MacDonell Christopher W, Chopek Jeremy W, Gardiner Kalan R, Gardiner Phillip F
Spinal Cord Research Centre, Department of Physiology & Pathophysiology, Rady Faculty of Health, University of Manitoba, Winnipeg, Manitoba, Canada
Spinal Cord Research Centre, Department of Physiology & Pathophysiology, Rady Faculty of Health, University of Manitoba, Winnipeg, Manitoba, Canada.
J Neurophysiol. 2017 Oct 1;118(4):2318-2327. doi: 10.1152/jn.00423.2017. Epub 2017 Jul 26.
Small-diameter sensory dysfunction resulting from diabetes has received much attention in the literature, whereas the impact of diabetes on α-motoneurons (MN) has not. In addition, the chance of developing insulin resistance and diabetes is increased in obesity. No study has examined the impact of obesity or diabetes on the biophysical properties of MN. Lean Zucker rats and Zucker diabetic fatty (ZDF) rats were separated into lean, obese (ZDF fed standard chow), and diabetic (ZDF fed high-fat diet that led to diabetes) groups. Glass micropipettes recorded hindlimb MN properties from identified flexor and extensor MN. MN were separated within their groups on the basis of input conductance, which created high- and low-input conductance subpopulations for each. A significant shorter (20%) afterhyperpolarization half-decay (AHP) was found in low-conductance MN for the diabetic group only, whereas AHP½ tended to be shorter in the obese group (19%). Significant positive correlations were found among rheobase and input conductance for both lean and obese animals. No differences were found between the groups for afterhyperpolarization amplitude (AHP), input conductance, rheobase, or any of the rhythmic firing properties (frequency-current slope and spike-frequency adaptation index). MN properties continue to be heterogeneous in obese and diabetic animals. Obesity does not seem to influence lumbar MN. Despite the resistance of MN to the impact of diabetes, the reduced AHP decay and the tendency for a reduction in AHP may be the first sign of change to MN function. Knowledge about the impact of obesity and diabetes on the biophysical properties of motoneurons is lacking. We found that diabetes reduces the duration of the afterhyperpolarization and that motoneuron function is unchanged by obesity. A reduced afterhyperpolarization may impact discharge characteristics and may be the first sign of change to motoneuron function.

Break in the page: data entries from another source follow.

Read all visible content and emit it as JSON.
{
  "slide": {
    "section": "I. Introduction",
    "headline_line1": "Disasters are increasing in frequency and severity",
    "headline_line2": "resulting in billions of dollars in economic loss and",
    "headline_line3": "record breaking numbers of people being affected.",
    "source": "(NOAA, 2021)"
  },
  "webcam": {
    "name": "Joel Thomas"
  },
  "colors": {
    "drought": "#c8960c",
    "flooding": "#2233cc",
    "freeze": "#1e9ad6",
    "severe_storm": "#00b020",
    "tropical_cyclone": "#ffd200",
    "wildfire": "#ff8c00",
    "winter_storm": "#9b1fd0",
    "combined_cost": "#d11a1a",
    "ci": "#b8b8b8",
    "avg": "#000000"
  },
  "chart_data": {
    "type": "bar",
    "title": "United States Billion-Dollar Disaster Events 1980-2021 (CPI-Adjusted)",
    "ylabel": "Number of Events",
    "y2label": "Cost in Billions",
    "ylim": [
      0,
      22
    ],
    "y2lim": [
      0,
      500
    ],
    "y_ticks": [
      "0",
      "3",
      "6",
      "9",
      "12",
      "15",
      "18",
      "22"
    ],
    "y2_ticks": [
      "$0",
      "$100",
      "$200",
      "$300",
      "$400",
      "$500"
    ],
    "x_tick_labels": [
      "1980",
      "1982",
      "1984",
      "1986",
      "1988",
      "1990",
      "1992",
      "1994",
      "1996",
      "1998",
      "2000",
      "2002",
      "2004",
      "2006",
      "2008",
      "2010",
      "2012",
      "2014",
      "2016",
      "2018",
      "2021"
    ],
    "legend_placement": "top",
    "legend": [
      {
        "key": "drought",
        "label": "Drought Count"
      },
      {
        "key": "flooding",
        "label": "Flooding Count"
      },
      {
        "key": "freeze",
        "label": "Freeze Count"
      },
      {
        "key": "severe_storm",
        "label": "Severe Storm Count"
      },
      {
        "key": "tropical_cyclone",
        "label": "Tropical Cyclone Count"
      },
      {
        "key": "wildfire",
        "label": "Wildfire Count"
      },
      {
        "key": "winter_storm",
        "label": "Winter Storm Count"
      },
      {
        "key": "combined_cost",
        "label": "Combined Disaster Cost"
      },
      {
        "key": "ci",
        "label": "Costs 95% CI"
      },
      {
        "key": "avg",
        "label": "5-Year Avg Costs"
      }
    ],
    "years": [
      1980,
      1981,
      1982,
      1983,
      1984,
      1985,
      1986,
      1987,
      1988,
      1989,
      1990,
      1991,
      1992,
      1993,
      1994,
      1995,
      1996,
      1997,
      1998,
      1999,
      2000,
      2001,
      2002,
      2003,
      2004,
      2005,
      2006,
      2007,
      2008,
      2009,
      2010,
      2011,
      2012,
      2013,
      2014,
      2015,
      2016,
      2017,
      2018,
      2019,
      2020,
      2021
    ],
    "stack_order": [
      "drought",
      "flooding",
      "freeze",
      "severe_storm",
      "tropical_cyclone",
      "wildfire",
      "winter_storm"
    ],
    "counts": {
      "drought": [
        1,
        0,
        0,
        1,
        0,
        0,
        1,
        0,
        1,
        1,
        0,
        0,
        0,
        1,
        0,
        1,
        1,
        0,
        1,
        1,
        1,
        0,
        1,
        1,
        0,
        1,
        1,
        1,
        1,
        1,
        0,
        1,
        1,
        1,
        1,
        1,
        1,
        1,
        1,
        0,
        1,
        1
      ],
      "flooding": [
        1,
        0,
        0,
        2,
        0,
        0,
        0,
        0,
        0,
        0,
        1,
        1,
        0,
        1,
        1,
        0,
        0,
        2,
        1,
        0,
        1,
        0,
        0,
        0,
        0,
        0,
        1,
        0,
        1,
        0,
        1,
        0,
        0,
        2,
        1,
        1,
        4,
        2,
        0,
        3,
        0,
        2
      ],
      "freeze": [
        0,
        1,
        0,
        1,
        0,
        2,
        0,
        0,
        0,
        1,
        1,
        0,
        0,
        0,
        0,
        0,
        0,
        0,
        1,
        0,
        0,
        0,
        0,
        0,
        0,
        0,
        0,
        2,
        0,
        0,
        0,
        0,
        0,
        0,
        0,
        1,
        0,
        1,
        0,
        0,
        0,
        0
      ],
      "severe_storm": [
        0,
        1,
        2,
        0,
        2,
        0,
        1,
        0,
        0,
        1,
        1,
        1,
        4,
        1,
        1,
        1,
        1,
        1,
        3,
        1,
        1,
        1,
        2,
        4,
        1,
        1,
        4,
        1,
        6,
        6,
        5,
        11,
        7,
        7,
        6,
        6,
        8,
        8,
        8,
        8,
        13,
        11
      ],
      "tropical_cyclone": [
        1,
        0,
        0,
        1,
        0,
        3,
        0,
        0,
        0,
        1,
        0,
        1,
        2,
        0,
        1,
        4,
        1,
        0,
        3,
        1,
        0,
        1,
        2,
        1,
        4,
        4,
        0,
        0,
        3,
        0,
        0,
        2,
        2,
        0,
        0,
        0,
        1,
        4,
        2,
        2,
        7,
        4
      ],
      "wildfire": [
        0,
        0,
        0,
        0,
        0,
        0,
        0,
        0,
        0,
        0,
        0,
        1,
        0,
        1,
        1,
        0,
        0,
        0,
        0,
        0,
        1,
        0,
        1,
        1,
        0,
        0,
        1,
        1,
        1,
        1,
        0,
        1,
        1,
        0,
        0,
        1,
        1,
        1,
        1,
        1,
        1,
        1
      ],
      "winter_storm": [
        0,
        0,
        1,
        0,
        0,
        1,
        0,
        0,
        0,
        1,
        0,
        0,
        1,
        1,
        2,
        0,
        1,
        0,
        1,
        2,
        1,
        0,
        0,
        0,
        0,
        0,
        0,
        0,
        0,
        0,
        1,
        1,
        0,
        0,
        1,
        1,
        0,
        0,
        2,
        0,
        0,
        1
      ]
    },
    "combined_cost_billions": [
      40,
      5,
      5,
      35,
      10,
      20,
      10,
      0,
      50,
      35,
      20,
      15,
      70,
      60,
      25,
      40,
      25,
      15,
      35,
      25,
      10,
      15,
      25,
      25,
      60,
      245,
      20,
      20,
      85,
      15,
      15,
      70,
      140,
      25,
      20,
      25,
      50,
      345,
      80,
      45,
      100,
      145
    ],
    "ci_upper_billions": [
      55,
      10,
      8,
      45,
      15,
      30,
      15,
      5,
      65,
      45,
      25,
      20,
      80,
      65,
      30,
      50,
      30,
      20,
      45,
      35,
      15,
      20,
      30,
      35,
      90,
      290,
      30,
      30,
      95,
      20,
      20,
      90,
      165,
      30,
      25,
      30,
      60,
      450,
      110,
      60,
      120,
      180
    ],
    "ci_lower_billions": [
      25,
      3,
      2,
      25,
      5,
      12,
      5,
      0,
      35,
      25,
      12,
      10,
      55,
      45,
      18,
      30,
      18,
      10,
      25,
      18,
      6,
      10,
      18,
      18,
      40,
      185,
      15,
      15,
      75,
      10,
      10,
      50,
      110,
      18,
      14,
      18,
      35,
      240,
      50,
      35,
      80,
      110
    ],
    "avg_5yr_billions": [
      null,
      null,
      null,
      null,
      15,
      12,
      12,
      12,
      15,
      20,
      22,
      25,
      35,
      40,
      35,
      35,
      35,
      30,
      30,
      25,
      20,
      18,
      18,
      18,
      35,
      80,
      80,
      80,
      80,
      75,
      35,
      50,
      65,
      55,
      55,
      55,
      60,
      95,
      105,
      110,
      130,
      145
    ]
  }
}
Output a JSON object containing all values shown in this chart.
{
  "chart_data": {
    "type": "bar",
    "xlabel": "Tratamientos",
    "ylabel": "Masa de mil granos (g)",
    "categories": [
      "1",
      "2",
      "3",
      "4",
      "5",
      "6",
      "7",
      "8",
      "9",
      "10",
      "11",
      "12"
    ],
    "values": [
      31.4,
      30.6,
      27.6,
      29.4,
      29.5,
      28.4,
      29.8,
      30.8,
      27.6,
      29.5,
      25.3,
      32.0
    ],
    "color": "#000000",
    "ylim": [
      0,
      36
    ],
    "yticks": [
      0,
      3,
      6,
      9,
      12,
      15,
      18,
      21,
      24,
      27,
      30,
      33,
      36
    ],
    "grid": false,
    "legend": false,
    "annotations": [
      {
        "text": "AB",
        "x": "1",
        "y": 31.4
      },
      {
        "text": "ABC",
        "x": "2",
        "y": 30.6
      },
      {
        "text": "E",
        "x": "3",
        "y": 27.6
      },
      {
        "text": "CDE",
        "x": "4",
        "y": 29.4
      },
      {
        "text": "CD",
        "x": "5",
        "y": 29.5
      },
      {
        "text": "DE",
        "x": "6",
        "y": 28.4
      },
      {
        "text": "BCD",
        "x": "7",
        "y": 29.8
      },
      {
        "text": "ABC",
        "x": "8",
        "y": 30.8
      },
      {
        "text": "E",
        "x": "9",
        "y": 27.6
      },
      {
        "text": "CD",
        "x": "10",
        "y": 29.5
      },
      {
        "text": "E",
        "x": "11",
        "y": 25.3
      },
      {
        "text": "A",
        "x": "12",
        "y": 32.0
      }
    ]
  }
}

糖尿病导致的小直径感觉功能障碍在文献中受到了广泛关注,而糖尿病对α运动神经元(MN)的影响却未得到充分研究。此外,肥胖会增加患胰岛素抵抗和糖尿病的几率。尚无研究探讨肥胖或糖尿病对运动神经元生物物理特性的影响。将瘦素 Zucker 大鼠和 Zucker 糖尿病脂肪(ZDF)大鼠分为瘦素组、肥胖组(ZDF 喂食标准饲料)和糖尿病组(ZDF 喂食导致糖尿病的高脂肪饮食)。玻璃微电极记录了已识别的屈肌和伸肌运动神经元的后肢运动神经元特性。根据输入电导将运动神经元在其组内进行分类,从而为每组创建高输入电导和低输入电导亚群。仅在糖尿病组的低电导运动神经元中发现超极化后电位半衰期(AHP)显著缩短(20%),而肥胖组的 AHP½ 则有缩短趋势(19%)。在瘦素组和肥胖组动物中,阈强度与输入电导之间均存在显著正相关。在超极化后电位幅度(AHP)、输入电导、阈强度或任何节律性放电特性(频率-电流斜率和放电频率适应指数)方面,各组之间均未发现差异。肥胖和糖尿病动物的运动神经元特性仍然存在异质性。肥胖似乎不会影响腰段运动神经元。尽管运动神经元对糖尿病的影响具有抗性,但 AHP 衰减的降低以及 AHP 降低的趋势可能是运动神经元功能改变的首个迹象。目前缺乏关于肥胖和糖尿病对运动神经元生物物理特性影响的相关知识。我们发现糖尿病会缩短超极化后电位的持续时间,而肥胖对运动神经元功能没有影响。超极化后电位的缩短可能会影响放电特性,并且可能是运动神经元功能改变的首个迹象。